‘Mondrian’s Studio’ – David Alker & Peter Liddell

15 October 2004 — 21 November 2004

“.. you’d expect him to walk back into the room at any moment and pick up his brushes.”

Castlefield Gallery’s forthcoming exhibition includes a reconstruction of Piet Mondrian’s studio at 15 East 59th Street in New York. The artist lived there for five months between 1st October 1943 and 1st February 1944 working on his final, ultimately unfinished, painting `Victory Boogie Woogie.` The studio with its idiosyncratic, home-made furniture and its whitewashed walls patterned with brightly coloured pieces of card was as much a work of art as a working studio space. For six weeks after his death in 1944 the studio was opened to the public as an act of homage before being dismantled. Since then the building itself, close to Central Park, has been demolished.

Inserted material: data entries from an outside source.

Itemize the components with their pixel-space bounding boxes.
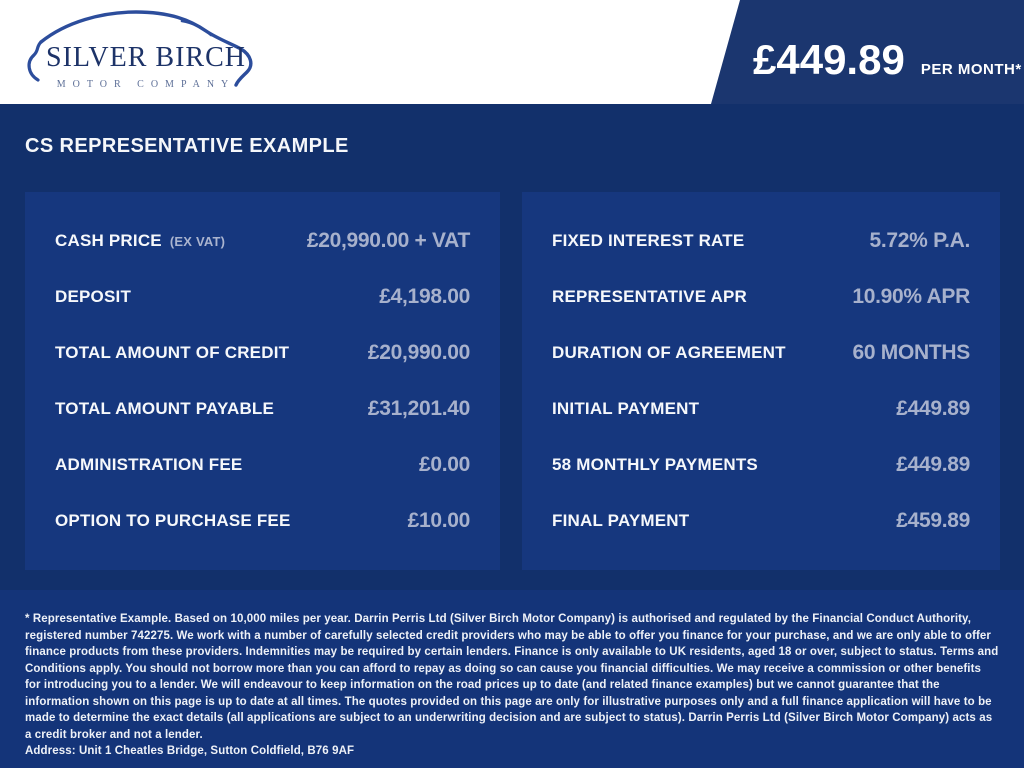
- finance-panels: CASH PRICE (EX VAT) £20,990.00 + VAT DEPO…: [0, 192, 1024, 570]
- row-value: £31,201.40: [367, 397, 470, 420]
- row-value: 5.72% P.A.: [869, 229, 970, 252]
- finance-row-option-fee: OPTION TO PURCHASE FEE £10.00: [55, 493, 470, 549]
- row-value: £4,198.00: [379, 285, 470, 308]
- row-value: 60 MONTHS: [852, 341, 971, 364]
- row-value: £10.00: [407, 509, 471, 532]
- row-label: FINAL PAYMENT: [552, 511, 690, 530]
- row-label: DURATION OF AGREEMENT: [552, 343, 786, 362]
- company-address: Address: Unit 1 Cheatles Bridge, Sutton …: [25, 745, 355, 757]
- logo-company-subtitle: MOTOR COMPANY: [56, 79, 236, 90]
- finance-panel-terms: FIXED INTEREST RATE 5.72% P.A. REPRESENT…: [522, 192, 1000, 570]
- monthly-price-banner: £449.89 PER MONTH*: [711, 0, 1024, 104]
- row-label-text: CASH PRICE: [55, 231, 162, 250]
- company-logo: SILVER BIRCH MOTOR COMPANY: [22, 4, 266, 100]
- row-value: £449.89: [896, 397, 970, 420]
- finance-row-cash-price: CASH PRICE (EX VAT) £20,990.00 + VAT: [55, 213, 470, 269]
- row-sublabel: (EX VAT): [169, 234, 226, 249]
- row-label: OPTION TO PURCHASE FEE: [55, 511, 291, 530]
- finance-row-monthly-payments: 58 MONTHLY PAYMENTS £449.89: [552, 437, 970, 493]
- row-label: REPRESENTATIVE APR: [552, 287, 748, 306]
- page-title: CS REPRESENTATIVE EXAMPLE: [25, 135, 349, 157]
- row-value: 10.90% APR: [852, 285, 970, 308]
- car-silhouette-icon: [27, 10, 253, 87]
- disclaimer-text: * Representative Example. Based on 10,00…: [25, 613, 999, 741]
- logo-company-name: SILVER BIRCH: [46, 42, 247, 73]
- row-value: £20,990.00: [367, 341, 470, 364]
- finance-row-final-payment: FINAL PAYMENT £459.89: [552, 493, 970, 549]
- legal-footer: * Representative Example. Based on 10,00…: [0, 590, 1024, 768]
- row-label: FIXED INTEREST RATE: [552, 231, 745, 250]
- finance-row-interest-rate: FIXED INTEREST RATE 5.72% P.A.: [552, 213, 970, 269]
- finance-row-initial-payment: INITIAL PAYMENT £449.89: [552, 381, 970, 437]
- finance-example-section: CS REPRESENTATIVE EXAMPLE CASH PRICE (EX …: [0, 104, 1024, 590]
- header-bar: SILVER BIRCH MOTOR COMPANY £449.89 PER M…: [0, 0, 1024, 104]
- finance-row-duration: DURATION OF AGREEMENT 60 MONTHS: [552, 325, 970, 381]
- finance-row-total-payable: TOTAL AMOUNT PAYABLE £31,201.40: [55, 381, 470, 437]
- finance-row-total-credit: TOTAL AMOUNT OF CREDIT £20,990.00: [55, 325, 470, 381]
- row-label: TOTAL AMOUNT PAYABLE: [55, 399, 275, 418]
- row-label: TOTAL AMOUNT OF CREDIT: [55, 343, 290, 362]
- finance-row-admin-fee: ADMINISTRATION FEE £0.00: [55, 437, 470, 493]
- row-value: £0.00: [418, 453, 470, 476]
- row-label: INITIAL PAYMENT: [552, 399, 700, 418]
- finance-row-deposit: DEPOSIT £4,198.00: [55, 269, 470, 325]
- row-value: £449.89: [896, 453, 970, 476]
- row-value: £20,990.00 + VAT: [306, 229, 470, 252]
- row-label: ADMINISTRATION FEE: [55, 455, 243, 474]
- finance-panel-costs: CASH PRICE (EX VAT) £20,990.00 + VAT DEPO…: [25, 192, 500, 570]
- finance-row-apr: REPRESENTATIVE APR 10.90% APR: [552, 269, 970, 325]
- row-label: CASH PRICE (EX VAT): [55, 231, 225, 251]
- row-label: 58 MONTHLY PAYMENTS: [552, 455, 758, 474]
- row-label: DEPOSIT: [55, 287, 132, 306]
- row-value: £459.89: [896, 509, 970, 532]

The reconstruction is a new work by David Alker and Peter Liddell made specifically for Castlefield Gallery, which was established as an artist-run gallery space. In broader terms it references the way in which the contemporary notion of the ‘Artists Studio’ has become an extension of the mythology of the artist.

Mondrian’s Studio is one in a series of art historical reconstructions by David Alker and Peter Liddell. Others have included The Last Futurist Exhibition based on Kasimir Malevich’s installation for the Dobychina Gallery Petrograd and The Installation for Galerie Iris Clert based on ‘Le Vide’ by Yves Klein.

David Alker and Peter Liddell are based in Manchester and London and have collaborated since 1998. Recent exhibitions of their work have included We Go Round And Round In The Night And Are Consumed By Fire at Comme Ca Gallery in New York, Ouroboros: The Music of the Spheres at CCA Glasgow and The Last Futurist Exhibition in the Walker and Static in the 2002 Liverpool Biennial.